Un
dedo temible, como salido de un cuento de Poe, servía de asa a la puerta de su
cuarto tras una escalera oscura. Era el reino prohibido para los visitantes del
domingo en la casa de la abuela, el refugio del tío de letras y misterios, la
sala de audición de las “melodías no oídas”. El balcón de su pieza daba contra
la calle y servía como garito para los amigos que llegaban a deshoras, para los
humos de media noche que alimentaban las hojas de los cascoevacas, el árbol de
su infancia. La casa le resultó siempre un universo suficiente para la memoria,
la imaginación y la épica familiar. Los portarretratos se convertían en el
único ojo en las noches de desvelo, las baldosas eran espejos de otro tiempo,
las ventanas servían como atalayas adecuadas para quien siempre eligió la
quietud: “Apoyada la barbilla / sobre una vara de bambú / Basho ve el imperio.”
Para
mí, que miraba desde afuera, la ventana de su casa fue siempre una invitación.
La reja forjada formaba una especie de jeroglífico, de heráldica para un hombre
que tenía aires aristocráticos en el sombrero pero gozaba la vida de barrio
popular en la tienda de esquina o en la complicidad copisolera con su empleada
de confianza. En su casa de Villa Hermosa, la nueva casa que describió con su
estilo escueto, “Darle a la memoria / materia sin pasado”, entendí esa ardua
carpintería que ocupa a los poetas. Ahora era una luminosa escalera de caracol
que llevaba a un salón con vista al rastrojo del solar. Bien podría convertir
ese pequeño giro sobre la escalera en un rito de iniciación para un abogado en
busca de otros códigos. Jesús Gaviria, poeta profesional, trabajador ocasional
y pintor a punta de letras, fue mi traductor al idioma de los versos, el hombre
que me mostró el primer diccionario poemas-realidad, realidad-poemas. Ahora
leía sus versos a la manera del haiku, “Si estás atento / la cabecita roja de
la lagartija / asomará entre las piedras”, y entender, darle un sentido a los
ruegos de Antonio Machado: “Detén el paso, belleza esquiva, detén el paso”.
También
fue de algún modo un maestro en eso de acostumbrarse a la llegada de la muerte.
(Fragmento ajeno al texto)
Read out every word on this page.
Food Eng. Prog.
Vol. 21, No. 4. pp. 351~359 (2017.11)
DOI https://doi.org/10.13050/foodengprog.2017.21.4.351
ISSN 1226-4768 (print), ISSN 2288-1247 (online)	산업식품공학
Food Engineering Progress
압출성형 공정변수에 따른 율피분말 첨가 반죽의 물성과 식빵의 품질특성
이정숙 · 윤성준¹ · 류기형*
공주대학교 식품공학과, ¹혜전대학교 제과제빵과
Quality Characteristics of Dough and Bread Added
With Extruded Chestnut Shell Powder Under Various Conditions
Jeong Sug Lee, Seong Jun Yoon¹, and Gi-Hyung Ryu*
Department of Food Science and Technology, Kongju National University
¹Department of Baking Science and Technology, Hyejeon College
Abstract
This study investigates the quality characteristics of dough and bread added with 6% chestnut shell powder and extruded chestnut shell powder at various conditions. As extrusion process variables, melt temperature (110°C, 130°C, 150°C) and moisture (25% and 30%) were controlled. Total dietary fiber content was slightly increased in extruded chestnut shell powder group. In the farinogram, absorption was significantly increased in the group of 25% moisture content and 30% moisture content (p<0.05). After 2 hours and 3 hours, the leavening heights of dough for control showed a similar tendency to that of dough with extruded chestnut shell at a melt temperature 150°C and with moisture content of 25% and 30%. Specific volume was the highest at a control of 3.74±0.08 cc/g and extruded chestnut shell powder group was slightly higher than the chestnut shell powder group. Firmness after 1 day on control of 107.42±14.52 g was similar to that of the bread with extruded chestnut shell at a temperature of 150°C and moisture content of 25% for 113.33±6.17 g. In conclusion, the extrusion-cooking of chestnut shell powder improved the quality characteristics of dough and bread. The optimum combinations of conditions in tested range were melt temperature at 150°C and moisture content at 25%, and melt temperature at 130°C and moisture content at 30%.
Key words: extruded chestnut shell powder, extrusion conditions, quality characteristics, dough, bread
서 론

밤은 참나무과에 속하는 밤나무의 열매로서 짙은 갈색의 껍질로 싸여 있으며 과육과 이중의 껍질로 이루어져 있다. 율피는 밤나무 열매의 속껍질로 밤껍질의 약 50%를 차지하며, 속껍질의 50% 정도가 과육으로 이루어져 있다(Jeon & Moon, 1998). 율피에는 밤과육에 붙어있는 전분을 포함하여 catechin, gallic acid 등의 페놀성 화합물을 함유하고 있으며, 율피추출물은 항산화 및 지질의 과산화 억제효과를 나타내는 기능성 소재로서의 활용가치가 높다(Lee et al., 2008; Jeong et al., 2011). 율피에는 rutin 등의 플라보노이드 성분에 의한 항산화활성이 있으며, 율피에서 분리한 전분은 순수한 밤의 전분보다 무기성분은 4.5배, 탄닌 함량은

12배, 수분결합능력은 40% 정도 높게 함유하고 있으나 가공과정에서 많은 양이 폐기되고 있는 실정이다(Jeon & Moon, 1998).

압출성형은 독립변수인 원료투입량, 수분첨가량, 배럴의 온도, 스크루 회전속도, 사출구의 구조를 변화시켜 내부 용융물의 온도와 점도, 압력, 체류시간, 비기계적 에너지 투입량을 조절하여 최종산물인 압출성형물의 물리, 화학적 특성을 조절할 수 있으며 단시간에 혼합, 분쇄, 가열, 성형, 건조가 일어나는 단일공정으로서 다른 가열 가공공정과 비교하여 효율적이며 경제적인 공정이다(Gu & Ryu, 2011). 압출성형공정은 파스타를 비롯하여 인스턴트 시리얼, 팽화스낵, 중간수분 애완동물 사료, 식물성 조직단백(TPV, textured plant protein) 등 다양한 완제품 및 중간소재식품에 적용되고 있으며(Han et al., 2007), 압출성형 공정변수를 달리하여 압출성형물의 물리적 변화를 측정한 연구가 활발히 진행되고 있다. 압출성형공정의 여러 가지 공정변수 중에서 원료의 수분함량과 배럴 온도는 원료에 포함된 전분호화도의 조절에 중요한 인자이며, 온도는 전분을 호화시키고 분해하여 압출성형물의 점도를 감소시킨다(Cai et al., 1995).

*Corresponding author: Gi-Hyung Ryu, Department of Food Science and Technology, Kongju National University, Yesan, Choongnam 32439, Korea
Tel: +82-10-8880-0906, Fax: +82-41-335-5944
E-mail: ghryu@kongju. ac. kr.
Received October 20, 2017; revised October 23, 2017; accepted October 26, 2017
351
Detrás de las lecturas en su compañía conocí a varios amigos que me llevaban
algunas décadas. Supe entonces que la complicidad no es un asunto generacional
y tuve el privilegio de complementar mis recorridos por la ciudad con los
rastros de otras rondas. Las historias de cajón de Miguel Escobar y el humor arrevesado
José Gabriel Baena, como esos aullidos guturales que sueltan los discos tocados
al revés, fueron también herencias de ‘Pacho’, o ‘Chucho’, para usar los
nombres verdaderos detrás del Jesús jamás usado. Eran sin duda extraños los
gustos y los temores de ese descreído que podía llorar leyendo la novena. La
muerte aparece en muchos de sus poemas y fue siempre una presencia en sus
pesadillas y sus reflexiones. “La risa y el llanto / que fueron los días / hoy
son yerba / por voluntad / de lo efímero. Para la brisa / te fatigas.” Pacho concibió
sus poemas, perfectos para esta época de 140 caracteres, como una forma de
iluminación, un destello que era necesario anotar de inmediato. Disentía de
Pessoa quien alguna vez dijo que “todos los versos se escriben al día siguiente”.
Y a pesar de releer sus versos cientos de veces, de repetirlos de memoria entre
brindis, de coleccionarlos como tesoros, tenía claro que sus trabajos eran
inútiles para el mundo que cruza las calles, busca las filas en los bancos y olvida
frente a la luz del programas favorito de televisión: “No hay nada / que el
poeta / de hoy pueda hacer.”
El
sábado 19 de diciembre, día de su muerte, fui como peregrino a su casa cerrada
desde hace algún tiempo. Solo a ver su ventana y recordar las imágenes sobre su
puerta. Encontré los hilos de una telaraña entre los muros y la manija de la
puerta. Algunas hojas secas los hacían visibles en la oscuridad. Un sello
frágil y definitivo. Sé que le habría gustado pintar la escena en sus versos.
2 comentarios:
En El Espectador omitieron el último párrafo...
No cabía en el impreso, esta, digamos, es la versión extensa. Gracias por la atención.